Nach Ansicht von Jaak Raes (Foto), dem Leiter der belgischen Staatssicherheit, ist jeder Dritte Syrienheimkehrer gefährlich. Raes empfahl gegenüber der flämischen Tageszeitung de Standaard, eine Internet-Offensive gegen die Radikalisierung von moslemischen Jugendlichen zu starten. Viele der jungen Laute aus Belgien, die in den „Heiligen Krieg“ ziehen, werden online rekrutiert.

Jaak Raes sagte gegenüber De Standaard, dass die Staatssicherheit bis heute von 101 nach Belgien zurückgekehrten islamistischen Kämpfern wisse.. Diese könne man in drei Kategorien einteilen, so Raes: Eine Gruppe seien jene, die jedwede Illusion verloren hätten. Von denen gehe keine Gefahr aus. Die zweite Gruppe bestehe aus Leuten, die sich versteckt hielten und zwar aus Angst vor ihren ehemaligen Mitstreitern. Auch hier bestehe kaum Gefahrenpotential.

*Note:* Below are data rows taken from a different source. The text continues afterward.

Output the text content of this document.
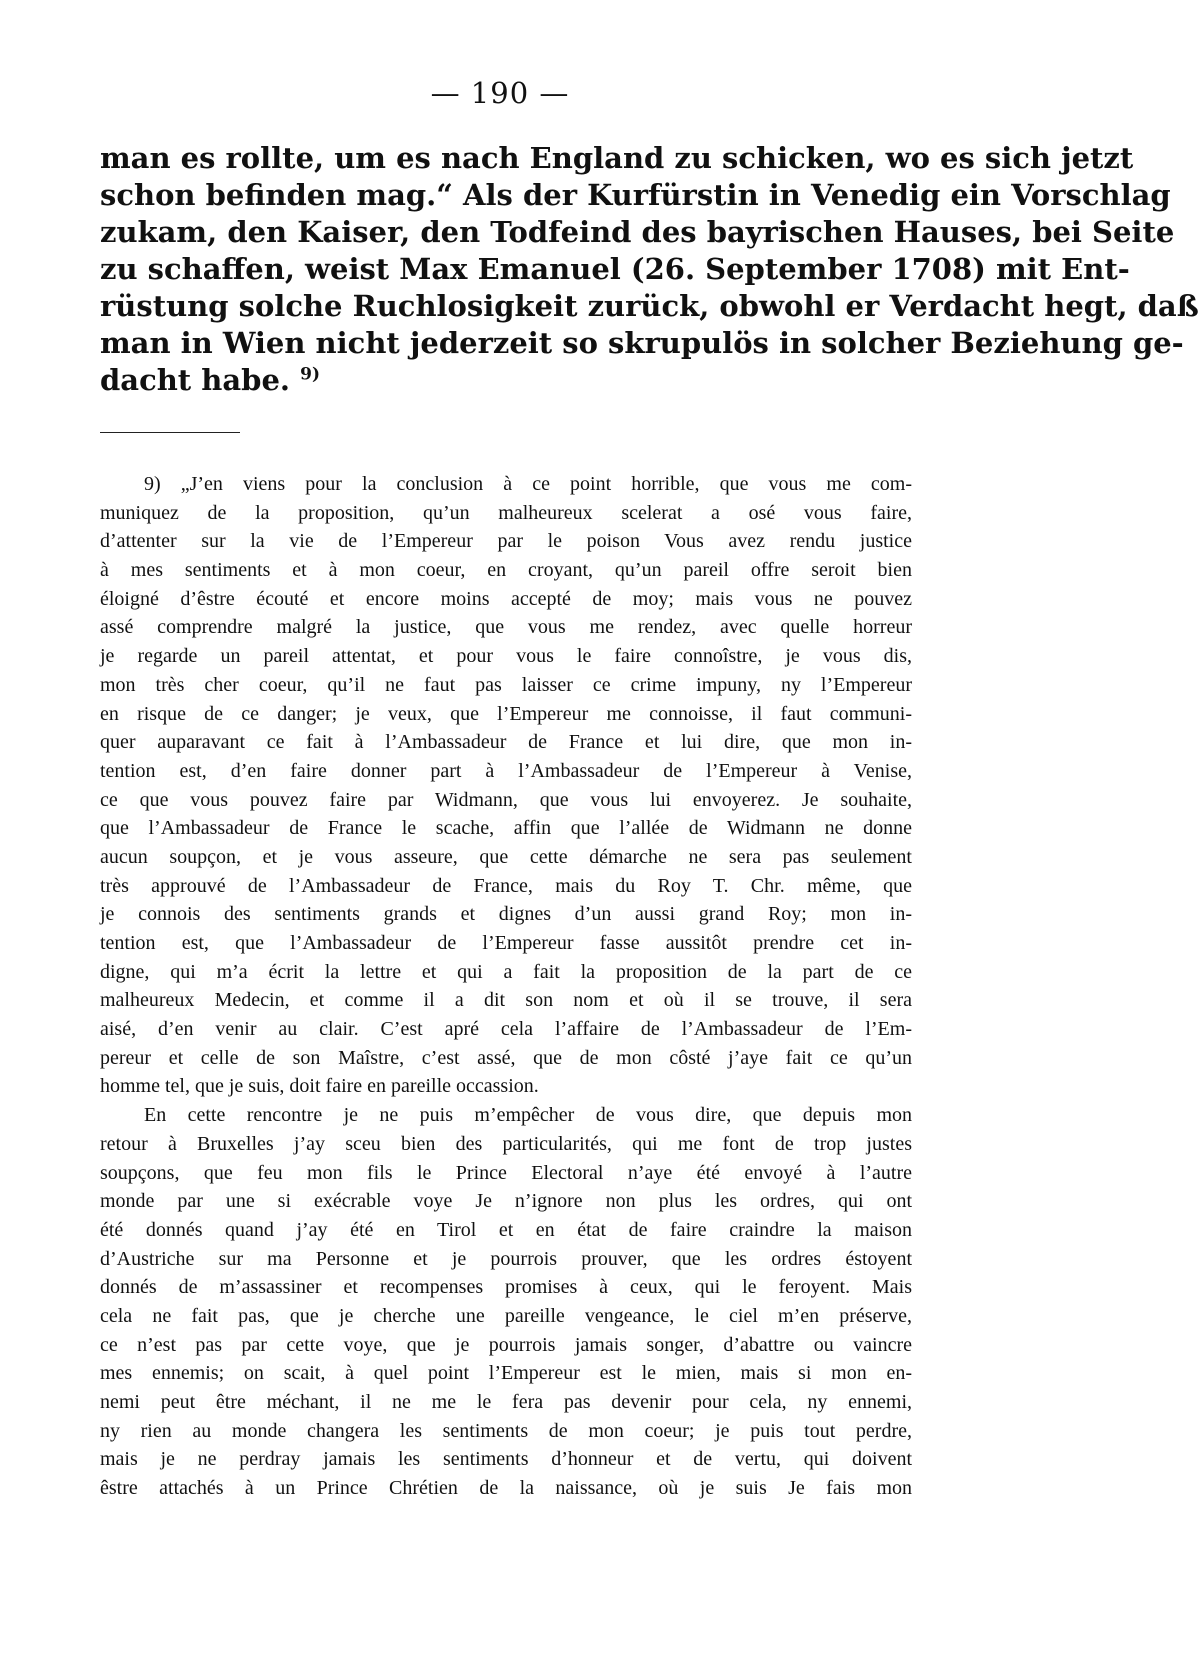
— 190 —
man es rollte, um es nach England zu schicken, wo es sich jetzt
schon befinden mag.“ Als der Kurfürstin in Venedig ein Vorschlag
zukam, den Kaiser, den Todfeind des bayrischen Hauses, bei Seite
zu schaffen, weist Max Emanuel (26. September 1708) mit Ent-
rüstung solche Ruchlosigkeit zurück, obwohl er Verdacht hegt, daß
man in Wien nicht jederzeit so skrupulös in solcher Beziehung ge-
dacht habe. $^{9)}$
9) „J’en viens pour la conclusion à ce point horrible, que vous me com-
muniquez de la proposition, qu’un malheureux scelerat a osé vous faire,
d’attenter sur la vie de l’Empereur par le poison Vous avez rendu justice
à mes sentiments et à mon coeur, en croyant, qu’un pareil offre seroit bien
éloigné d’êstre écouté et encore moins accepté de moy; mais vous ne pouvez
assé comprendre malgré la justice, que vous me rendez, avec quelle horreur
je regarde un pareil attentat, et pour vous le faire connoîstre, je vous dis,
mon très cher coeur, qu’il ne faut pas laisser ce crime impuny, ny l’Empereur
en risque de ce danger; je veux, que l’Empereur me connoisse, il faut communi-
quer auparavant ce fait à l’Ambassadeur de France et lui dire, que mon in-
tention est, d’en faire donner part à l’Ambassadeur de l’Empereur à Venise,
ce que vous pouvez faire par Widmann, que vous lui envoyerez. Je souhaite,
que l’Ambassadeur de France le scache, affin que l’allée de Widmann ne donne
aucun soupçon, et je vous asseure, que cette démarche ne sera pas seulement
très approuvé de l’Ambassadeur de France, mais du Roy T. Chr. même, que
je connois des sentiments grands et dignes d’un aussi grand Roy; mon in-
tention est, que l’Ambassadeur de l’Empereur fasse aussitôt prendre cet in-
digne, qui m’a écrit la lettre et qui a fait la proposition de la part de ce
malheureux Medecin, et comme il a dit son nom et où il se trouve, il sera
aisé, d’en venir au clair. C’est apré cela l’affaire de l’Ambassadeur de l’Em-
pereur et celle de son Maîstre, c’est assé, que de mon côsté j’aye fait ce qu’un
homme tel, que je suis, doit faire en pareille occassion.
En cette rencontre je ne puis m’empêcher de vous dire, que depuis mon
retour à Bruxelles j’ay sceu bien des particularités, qui me font de trop justes
soupçons, que feu mon fils le Prince Electoral n’aye été envoyé à l’autre
monde par une si exécrable voye Je n’ignore non plus les ordres, qui ont
été donnés quand j’ay été en Tirol et en état de faire craindre la maison
d’Austriche sur ma Personne et je pourrois prouver, que les ordres éstoyent
donnés de m’assassiner et recompenses promises à ceux, qui le feroyent. Mais
cela ne fait pas, que je cherche une pareille vengeance, le ciel m’en préserve,
ce n’est pas par cette voye, que je pourrois jamais songer, d’abattre ou vaincre
mes ennemis; on scait, à quel point l’Empereur est le mien, mais si mon en-
nemi peut être méchant, il ne me le fera pas devenir pour cela, ny ennemi,
ny rien au monde changera les sentiments de mon coeur; je puis tout perdre,
mais je ne perdray jamais les sentiments d’honneur et de vertu, qui doivent
êstre attachés à un Prince Chrétien de la naissance, où je suis Je fais mon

Die dritte Gruppe aber sei gefährlich, denn diese Gruppe bestehe aus Radikalen, die mit Anschlagsplänen in ihre ehemalige belgische Heimat zurückkehren. Diese seien entweder alleine oder aber in Gruppen zusammengefasst, wie die, die vor etwas mehr als einer Woche in Verviers ausgehoben wurde. Man solle nicht naiv sein, so der Geheimdienstchef, denn die Gefahr sei noch nicht gebannt: „Wenn man eine Gruppe getroffen hat, dann kann man Racheaktionen erwarten. Es ist sehr gut möglich, dass in unserem Land noch weitere Zellen dieser Gruppe aktiv sind.“

"Gegenoffensive via Internet"

Geheimdienstchef Jaak Raes empfiehlt, im Kampf gegen die Radikalisierung von Jugendlichen in Belgien zur Gegenoffensive im Internet zu blasen. Hier sollten Moslems mit einer anderen Auffassung ihres Glaubens ihren Islam verbreiten: „Persönlich halte ich es für eine gute Idee, eine Art belgischen Islam aufzubauen, mit in unserem Land ausgebildeten Imamen und mit Moscheen, die unabhängig arbeiten können und die nicht von ausländischen Geldgebern abhängig sind. Auch so kann man dieser Radikalisierung etwas entgegensetzen.“

Die Staatssicherheit will jetzt auch auf lokaler Ebene aktiver werden, um quasi vor Ort auf Symptome von Radikalisierung eingehen zu können. Wie auch andere gesellschaftliche Kräfte in unserem Land stellt sich auch Jaak Raes die Frage, ob es angesichts einer europaweiten Terrorbedrohung sinnvoll ist, ausgerechnet bei den hiesigen Geheim- und Nachrichtendiensten zu sparen.